Let $G$ be a finite group with $n$ elements with initial order $g_1,g_2,...,g_n$ and let's create the group multiplication table of $G$ with this initial order.
In that table you will have $n$ rows and every element appear exactly one time in one row.
Let $s_i$ be the product of elements of the $i$th row in the order of rows.
The question is how many different $s_i$ can we obtain ?
My motivation depends on this question and its answer is $|G'|$, i.e., the number of elements of the commutator group. Thus, in our case this number can be at most $|G'|$.
I also have doubt that whether this number depends on initial order of the elements of $G$ or not.
Thanks.
Edit: For $G=S_3$ answer is $3=|G'|$ which is the upper bound.
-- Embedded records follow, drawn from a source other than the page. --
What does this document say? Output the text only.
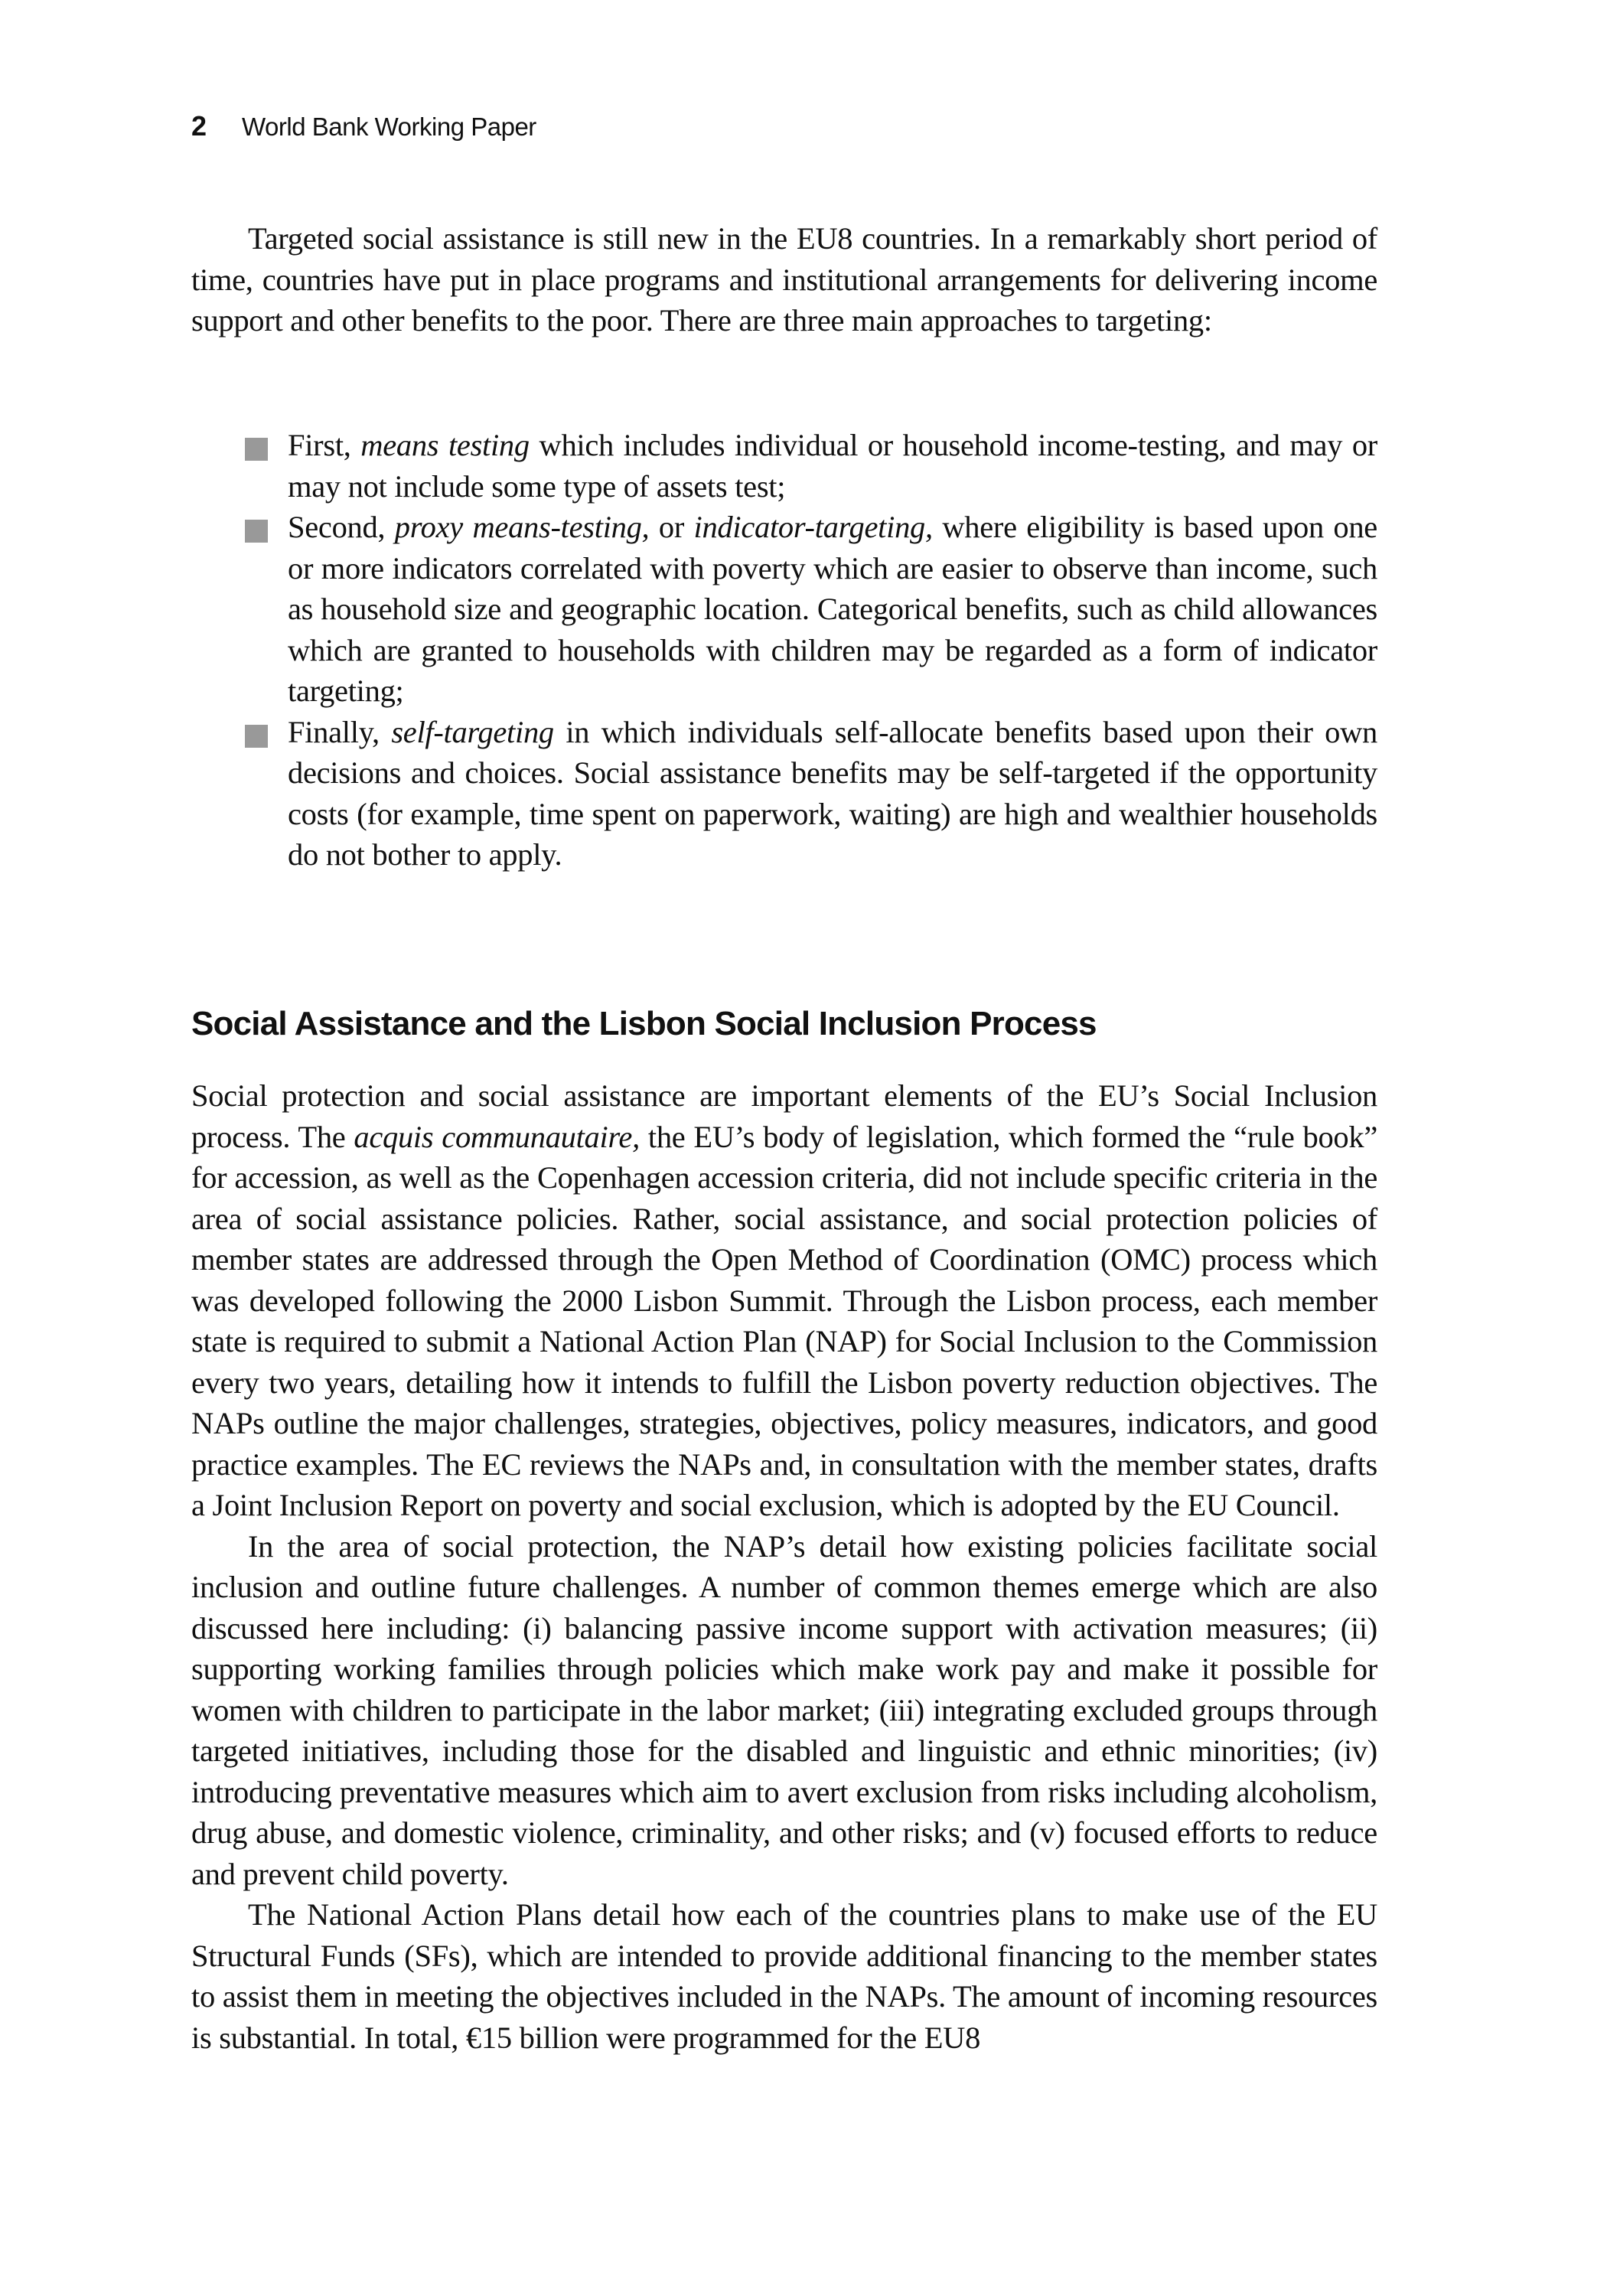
2	World Bank Working Paper

Targeted social assistance is still new in the EU8 countries. In a remarkably short period of time, countries have put in place programs and institutional arrangements for delivering income support and other benefits to the poor. There are three main approaches to targeting:

First, means testing which includes individual or household income-testing, and may or may not include some type of assets test;
Second, proxy means-testing, or indicator-targeting, where eligibility is based upon one or more indicators correlated with poverty which are easier to observe than income, such as household size and geographic location. Categorical benefits, such as child allowances which are granted to households with children may be regarded as a form of indicator targeting;
Finally, self-targeting in which individuals self-allocate benefits based upon their own decisions and choices. Social assistance benefits may be self-targeted if the opportunity costs (for example, time spent on paperwork, waiting) are high and wealthier households do not bother to apply.
Social Assistance and the Lisbon Social Inclusion Process

Social protection and social assistance are important elements of the EU’s Social Inclusion process. The acquis communautaire, the EU’s body of legislation, which formed the “rule book” for accession, as well as the Copenhagen accession criteria, did not include specific criteria in the area of social assistance policies. Rather, social assistance, and social protection policies of member states are addressed through the Open Method of Coordination (OMC) process which was developed following the 2000 Lisbon Summit. Through the Lisbon process, each member state is required to submit a National Action Plan (NAP) for Social Inclusion to the Commission every two years, detailing how it intends to fulfill the Lisbon poverty reduction objectives. The NAPs outline the major challenges, strategies, objectives, policy measures, indicators, and good practice examples. The EC reviews the NAPs and, in consultation with the member states, drafts a Joint Inclusion Report on poverty and social exclusion, which is adopted by the EU Council.

In the area of social protection, the NAP’s detail how existing policies facilitate social inclusion and outline future challenges. A number of common themes emerge which are also discussed here including: (i) balancing passive income support with activation measures; (ii) supporting working families through policies which make work pay and make it possible for women with children to participate in the labor market; (iii) integrating excluded groups through targeted initiatives, including those for the disabled and linguistic and ethnic minorities; (iv) introducing preventative measures which aim to avert exclusion from risks including alcoholism, drug abuse, and domestic violence, criminality, and other risks; and (v) focused efforts to reduce and prevent child poverty.

The National Action Plans detail how each of the countries plans to make use of the EU Structural Funds (SFs), which are intended to provide additional financing to the member states to assist them in meeting the objectives included in the NAPs. The amount of incoming resources is substantial. In total, €15 billion were programmed for the EU8
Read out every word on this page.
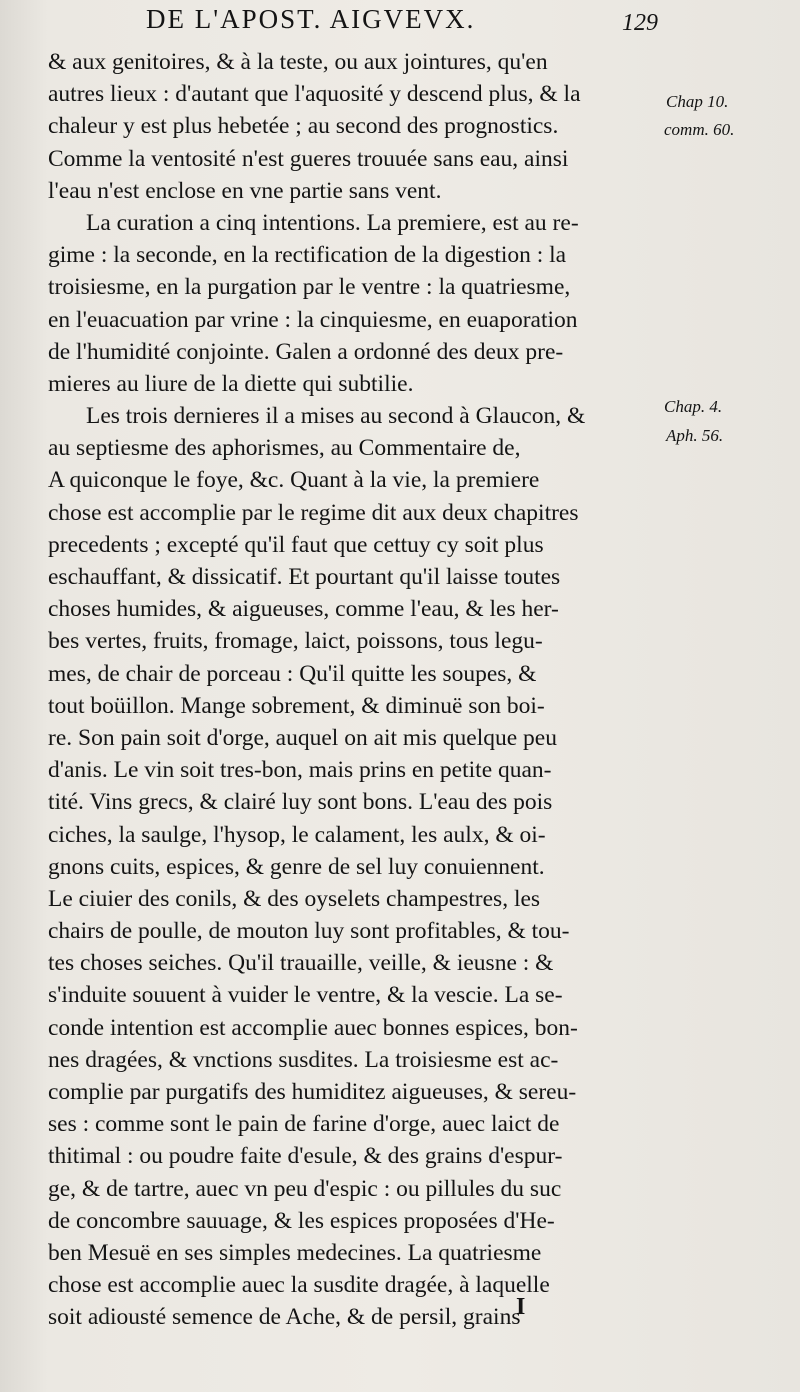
DE L'APOST. AIGVEVX.	129
& aux genitoires, & à la teste, ou aux jointures, qu'en
autres lieux : d'autant que l'aquosité y descend plus, & la
chaleur y est plus hebetée ; au second des prognostics.
Comme la ventosité n'est gueres trouuée sans eau, ainsi
l'eau n'est enclose en vne partie sans vent.
La curation a cinq intentions. La premiere, est au re-
gime : la seconde, en la rectification de la digestion : la
troisiesme, en la purgation par le ventre : la quatriesme,
en l'euacuation par vrine : la cinquiesme, en euaporation
de l'humidité conjointe. Galen a ordonné des deux pre-
mieres au liure de la diette qui subtilie.
Les trois dernieres il a mises au second à Glaucon, &
au septiesme des aphorismes, au Commentaire de,
A quiconque le foye, &c. Quant à la vie, la premiere
chose est accomplie par le regime dit aux deux chapitres
precedents ; excepté qu'il faut que cettuy cy soit plus
eschauffant, & dissicatif. Et pourtant qu'il laisse toutes
choses humides, & aigueuses, comme l'eau, & les her-
bes vertes, fruits, fromage, laict, poissons, tous legu-
mes, de chair de porceau : Qu'il quitte les soupes, &
tout boüillon. Mange sobrement, & diminuë son boi-
re. Son pain soit d'orge, auquel on ait mis quelque peu
d'anis. Le vin soit tres-bon, mais prins en petite quan-
tité. Vins grecs, & clairé luy sont bons. L'eau des pois
ciches, la saulge, l'hysop, le calament, les aulx, & oi-
gnons cuits, espices, & genre de sel luy conuiennent.
Le ciuier des conils, & des oyselets champestres, les
chairs de poulle, de mouton luy sont profitables, & tou-
tes choses seiches. Qu'il trauaille, veille, & ieusne : &
s'induite souuent à vuider le ventre, & la vescie. La se-
conde intention est accomplie auec bonnes espices, bon-
nes dragées, & vnctions susdites. La troisiesme est ac-
complie par purgatifs des humiditez aigueuses, & sereu-
ses : comme sont le pain de farine d'orge, auec laict de
thitimal : ou poudre faite d'esule, & des grains d'espur-
ge, & de tartre, auec vn peu d'espic : ou pillules du suc
de concombre sauuage, & les espices proposées d'He-
ben Mesuë en ses simples medecines. La quatriesme
chose est accomplie auec la susdite dragée, à laquelle
soit adiousté semence de Ache, & de persil, grains
Chap 10.
comm. 60.
Chap. 4.
Aph. 56.
I
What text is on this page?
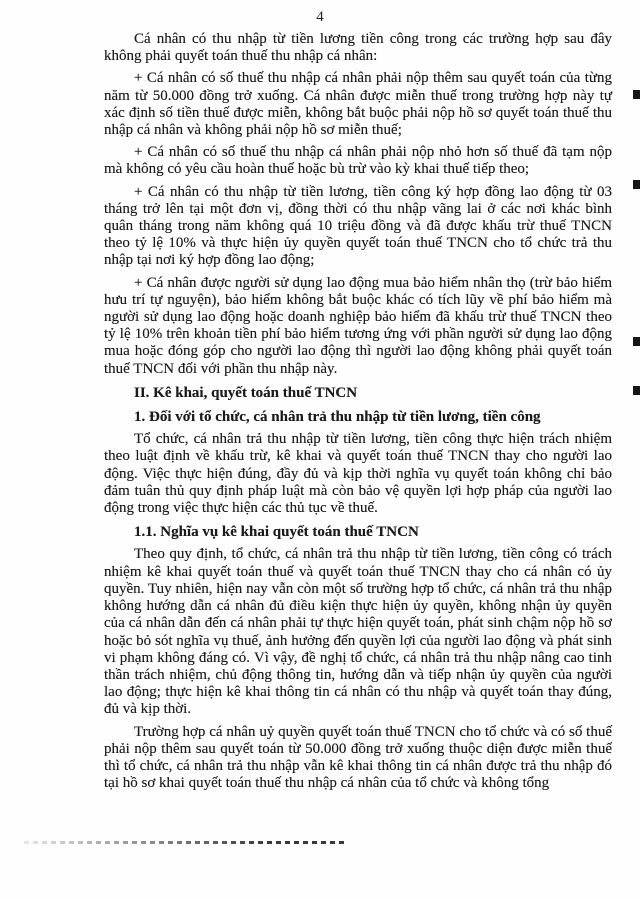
4

Cá nhân có thu nhập từ tiền lương tiền công trong các trường hợp sau đây không phải quyết toán thuế thu nhập cá nhân:

+ Cá nhân có số thuế thu nhập cá nhân phải nộp thêm sau quyết toán của từng năm từ 50.000 đồng trở xuống. Cá nhân được miễn thuế trong trường hợp này tự xác định số tiền thuế được miễn, không bắt buộc phải nộp hồ sơ quyết toán thuế thu nhập cá nhân và không phải nộp hồ sơ miễn thuế;

+ Cá nhân có số thuế thu nhập cá nhân phải nộp nhỏ hơn số thuế đã tạm nộp mà không có yêu cầu hoàn thuế hoặc bù trừ vào kỳ khai thuế tiếp theo;

+ Cá nhân có thu nhập từ tiền lương, tiền công ký hợp đồng lao động từ 03 tháng trở lên tại một đơn vị, đồng thời có thu nhập vãng lai ở các nơi khác bình quân tháng trong năm không quá 10 triệu đồng và đã được khấu trừ thuế TNCN theo tỷ lệ 10% và thực hiện ủy quyền quyết toán thuế TNCN cho tổ chức trả thu nhập tại nơi ký hợp đồng lao động;

+ Cá nhân được người sử dụng lao động mua bảo hiểm nhân thọ (trừ bảo hiểm hưu trí tự nguyện), bảo hiểm không bắt buộc khác có tích lũy về phí bảo hiểm mà người sử dụng lao động hoặc doanh nghiệp bảo hiểm đã khấu trừ thuế TNCN theo tỷ lệ 10% trên khoản tiền phí bảo hiểm tương ứng với phần người sử dụng lao động mua hoặc đóng góp cho người lao động thì người lao động không phải quyết toán thuế TNCN đối với phần thu nhập này.

II. Kê khai, quyết toán thuế TNCN

1. Đối với tổ chức, cá nhân trả thu nhập từ tiền lương, tiền công

Tổ chức, cá nhân trả thu nhập từ tiền lương, tiền công thực hiện trách nhiệm theo luật định về khấu trừ, kê khai và quyết toán thuế TNCN thay cho người lao động. Việc thực hiện đúng, đầy đủ và kịp thời nghĩa vụ quyết toán không chỉ bảo đảm tuân thủ quy định pháp luật mà còn bảo vệ quyền lợi hợp pháp của người lao động trong việc thực hiện các thủ tục về thuế.

1.1. Nghĩa vụ kê khai quyết toán thuế TNCN

Theo quy định, tổ chức, cá nhân trả thu nhập từ tiền lương, tiền công có trách nhiệm kê khai quyết toán thuế và quyết toán thuế TNCN thay cho cá nhân có ủy quyền. Tuy nhiên, hiện nay vẫn còn một số trường hợp tổ chức, cá nhân trả thu nhập không hướng dẫn cá nhân đủ điều kiện thực hiện ủy quyền, không nhận ủy quyền của cá nhân dẫn đến cá nhân phải tự thực hiện quyết toán, phát sinh chậm nộp hồ sơ hoặc bỏ sót nghĩa vụ thuế, ảnh hưởng đến quyền lợi của người lao động và phát sinh vi phạm không đáng có. Vì vậy, đề nghị tổ chức, cá nhân trả thu nhập nâng cao tinh thần trách nhiệm, chủ động thông tin, hướng dẫn và tiếp nhận ủy quyền của người lao động; thực hiện kê khai thông tin cá nhân có thu nhập và quyết toán thay đúng, đủ và kịp thời.

Trường hợp cá nhân uỷ quyền quyết toán thuế TNCN cho tổ chức và có số thuế phải nộp thêm sau quyết toán từ 50.000 đồng trở xuống thuộc diện được miễn thuế thì tổ chức, cá nhân trả thu nhập vẫn kê khai thông tin cá nhân được trả thu nhập đó tại hồ sơ khai quyết toán thuế thu nhập cá nhân của tổ chức và không tổng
I guessed as you did that this does depend on the ordering of the $g_i$ and ran a program to check. I found (if I have not made a error) that the number of $s_i$ may differ. In the dihedral group $D_4$, with the following ordering
()
(2,4)
(1,2)(3,4)
(1,2,3,4)
(1,3)
(1,3)(2,4)
(1,4,3,2)
(1,4)(2,3)
switching the last two elements changes the number of $s_i$ from 1 to 2. That being said, I would guess that there is enough "wiggle room" that one cannot say much more than the number of distinct $s_i$ lies somewhere in 1 and $|G'|$, though it would be relatively interesting if this were not the case.